Because Employer has failed to file a timely answer to a claim petition, it is precluded from presenting any evidence in *422rebuttal or as an affirmative defense; the WCJ may only consider the allegations set forth in the claim petition and additional evidence presented by the claimant. Greeley v. Workmen’s Compensation Appeal Board (Matson Lumber Co.), 167 Pa.Cmwlth. 209, 647 A.2d 688 (1994), petition for allowance of appeal granted, 540 Pa. 607, 655 A.2d 994 (1995). In her petition, Claimant alleged that she suffered an injury to her right knee during the course of her employment, that she is disabled from that injury and that she gave timely notice to Employer. The allegations in her complaint are thus sufficient to meet her burden of proof.

Employer contends, however, that the WCJ failed to properly evaluate the evidence offered by Claimant. Employer contends that Claimant’s testimony is inconsistent and contradicts the allegations in her claim petition. Specifically, Employer argues that Claimant’s testimony that the seat belt in the ambulance was not operational contradicts the allegation in her claim petition that she “came out of her seat belt” and struck her knees into the door and the dashboard.

In Greeley, this Court stated, “where a claimant presents additional evidence which serves to rebut the allegations in the claim petition and which is accepted by the referee, the referee must determine the weight to be accorded to all the evidence [he] has accepted.” Id. at 687. The WCJ addressed the seat belt issue as follows:

Although the parties gave conflicting testimony as to whether or not the claimant’s seat belt was operational or in use at the time of the accident we make no finding on whether the seat belt was, in fact, operational as it is apparent that the seat belt was either not operational or improperly fastened. In either event the claimant was injured in the accident.

Finding of Fact No. 7. The WCJ gave no weight to this testimony, finding it irrelevant as to whether the accident had, in fact, occurred.5

Based on the above discussion, the order of the Board is affirmed.

ORDER

AND NOW, this 1st day of March, 1996, the order of the Workmen’s Compensation Appeal Board in the above-captioned matter is hereby affirmed.

SMITH, J., dissents.

. Brown testified that Employer did not carry workers' compensation insurance because it mistakenly thought it was covered under the insurance policy of the Borough of Hellertown,

. The WCJ permitted Employer to present a defense to the claim petition pending a decision on the adequacy of Employer’s excuse for the untimely answer. Employer offered the testimony of three of its other employees.

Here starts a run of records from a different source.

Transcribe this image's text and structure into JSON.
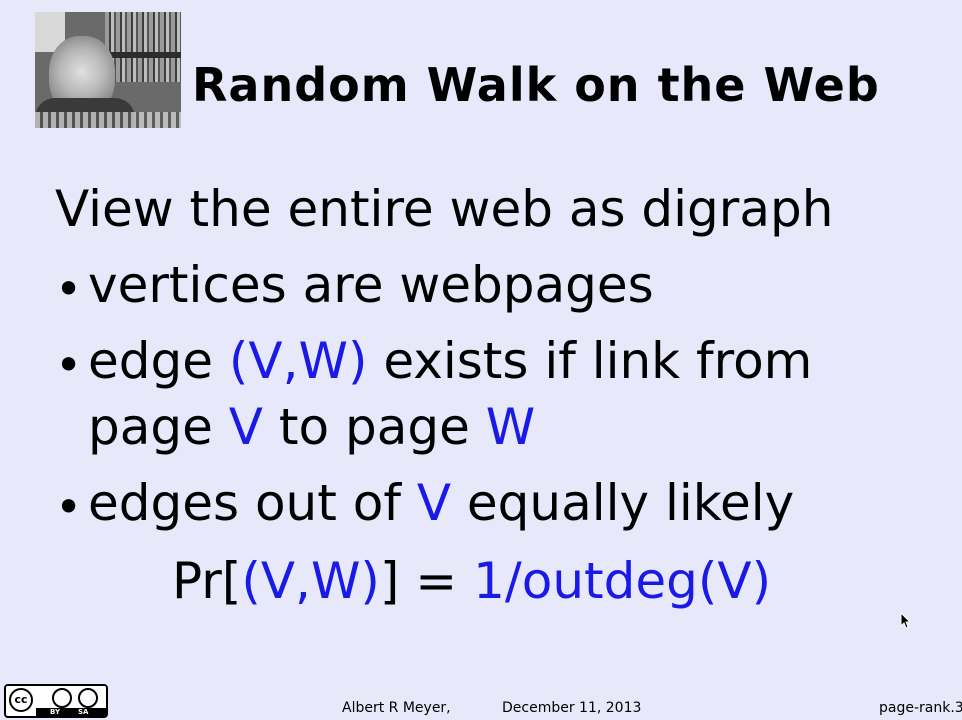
{
  "slide": {
    "title": "Random Walk on the Web",
    "intro": "View the entire web as digraph",
    "bullets": [
      {
        "text": "vertices are webpages"
      },
      {
        "pre": "edge ",
        "edge": "(V,W)",
        "mid": " exists if link from",
        "line2_pre": "page ",
        "v": "V",
        "to": " to page ",
        "w": "W"
      },
      {
        "pre": "edges out of ",
        "v": "V",
        "post": " equally likely"
      }
    ],
    "formula": {
      "pr_open": "Pr[",
      "vw": "(V,W)",
      "pr_close": "] = ",
      "rhs": "1/outdeg(V)"
    }
  },
  "footer": {
    "author": "Albert R Meyer,",
    "date": "December 11, 2013",
    "slide_id": "page-rank.3"
  },
  "license": {
    "by": "BY",
    "sa": "SA",
    "cc": "cc"
  },
  "colors": {
    "background": "#e8e8fb",
    "highlight": "#1a1ae6"
  }
}
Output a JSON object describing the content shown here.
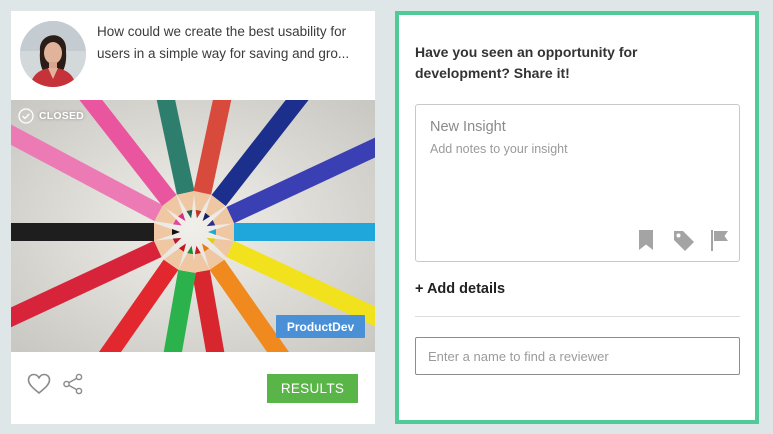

.Where a claim for compensation involves a disability of fifty-two weeks or less, medical reports are admissible without the need for sworn testimony. Section 422 of the Workers’ Compensation Act (Act), Act of June 2, 1915, P.L. 736, os amended, 77 P.S. § 835.

. See also Straub v. Workmen's Compensation Appeal Board (City of Erie), 114 Pa.Cmwlth. 224, 538 A.2d 965 (1988) (where the employer filed its answer ten days in excess of the fifteen day period in Section 416, the excuse offered by the employer, that the petitioner was not prejudiced by the failure to tile a timely answer, was not adequate to justify its late filing).

. Employer also contends that the medical report submitted by Claimant contradicts the allegations in her complaint. We have reviewed the medical report and conclude that it is not inconsistent with the allegations in the claim petition that she suffered an injury to her right knee during the course of her employment when the ambulance in which she was a passenger was struck from behind by another vehicle and, as a result of that injury, she was disabled.